Cosmofon
- Company type: limited liability company
- Industry: mobile telecommunications
- Founded: 2003
- Defunct: March 2009
- Fate: acquired by Telekom Slovenije
- Successor: One
- Headquarters: Skopje, North Macedonia
- Products: mobile telephony
- Website: www.cosmofon.mk

= Cosmofon =

Mobile phone operator in North Macedonia

Founded in 2003, Cosmofon was the second GSM mobile phone operator in the North Macedonia. The first call through the network of Cosmofon took place on May 16, 2003, and now its network codes are 075 and 076.

Cosmofon commenced its commercial operation on June 12, 2003.

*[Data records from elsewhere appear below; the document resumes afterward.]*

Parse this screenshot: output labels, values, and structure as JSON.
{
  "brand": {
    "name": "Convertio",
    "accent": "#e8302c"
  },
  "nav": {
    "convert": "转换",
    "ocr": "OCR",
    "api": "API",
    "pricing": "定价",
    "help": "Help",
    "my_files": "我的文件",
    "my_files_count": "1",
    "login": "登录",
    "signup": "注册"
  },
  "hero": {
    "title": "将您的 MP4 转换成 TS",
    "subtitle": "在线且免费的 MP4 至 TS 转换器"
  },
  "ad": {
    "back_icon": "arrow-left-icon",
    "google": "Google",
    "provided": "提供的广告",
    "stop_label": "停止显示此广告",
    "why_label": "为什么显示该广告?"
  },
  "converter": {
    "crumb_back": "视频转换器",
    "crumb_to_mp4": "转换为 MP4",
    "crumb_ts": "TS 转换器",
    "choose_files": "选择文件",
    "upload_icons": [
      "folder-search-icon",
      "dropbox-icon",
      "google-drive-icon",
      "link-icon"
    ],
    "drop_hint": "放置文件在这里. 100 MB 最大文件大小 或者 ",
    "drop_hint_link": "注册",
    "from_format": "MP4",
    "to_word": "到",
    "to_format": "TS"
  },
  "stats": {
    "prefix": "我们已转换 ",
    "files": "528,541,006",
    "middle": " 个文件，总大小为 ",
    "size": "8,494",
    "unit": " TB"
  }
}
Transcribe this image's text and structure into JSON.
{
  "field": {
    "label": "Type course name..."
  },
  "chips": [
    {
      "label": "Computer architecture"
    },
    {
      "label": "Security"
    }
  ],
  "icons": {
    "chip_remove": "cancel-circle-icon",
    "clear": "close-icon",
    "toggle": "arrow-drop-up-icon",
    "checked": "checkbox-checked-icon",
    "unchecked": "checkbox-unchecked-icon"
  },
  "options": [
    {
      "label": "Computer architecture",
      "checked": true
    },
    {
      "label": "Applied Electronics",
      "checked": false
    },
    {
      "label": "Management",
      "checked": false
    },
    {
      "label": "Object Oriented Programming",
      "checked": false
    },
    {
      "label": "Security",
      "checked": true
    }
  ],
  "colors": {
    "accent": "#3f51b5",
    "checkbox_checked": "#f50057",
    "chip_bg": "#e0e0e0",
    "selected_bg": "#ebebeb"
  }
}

Until March 2009, Cosmofon was a company owned 100% by the Cosmote Group from Greece, Romania Cosmofon, and Bulgaria with its team Cosmofon which is a member of national telecommunications provider of Greece OTE. As of March, Cosmofon had a 30% market share in the Republic of Macedonia, with about 650,000 subscribers.

In 2008, Deutsche Telekom bought a 25% stake in the Greek company, following that investment OTE had to sell Cosmofon, because it had large equity stakes in two large competitors in the Macedonian mobile phone market.

In March 2009, OTE sold its mobile phone unit Cosmofon for 190 million euros to Slovenia's Telekom. The deal also includes Cosmofon's main distribution network 'Germanos Telekom Skopje' with its 66 stores.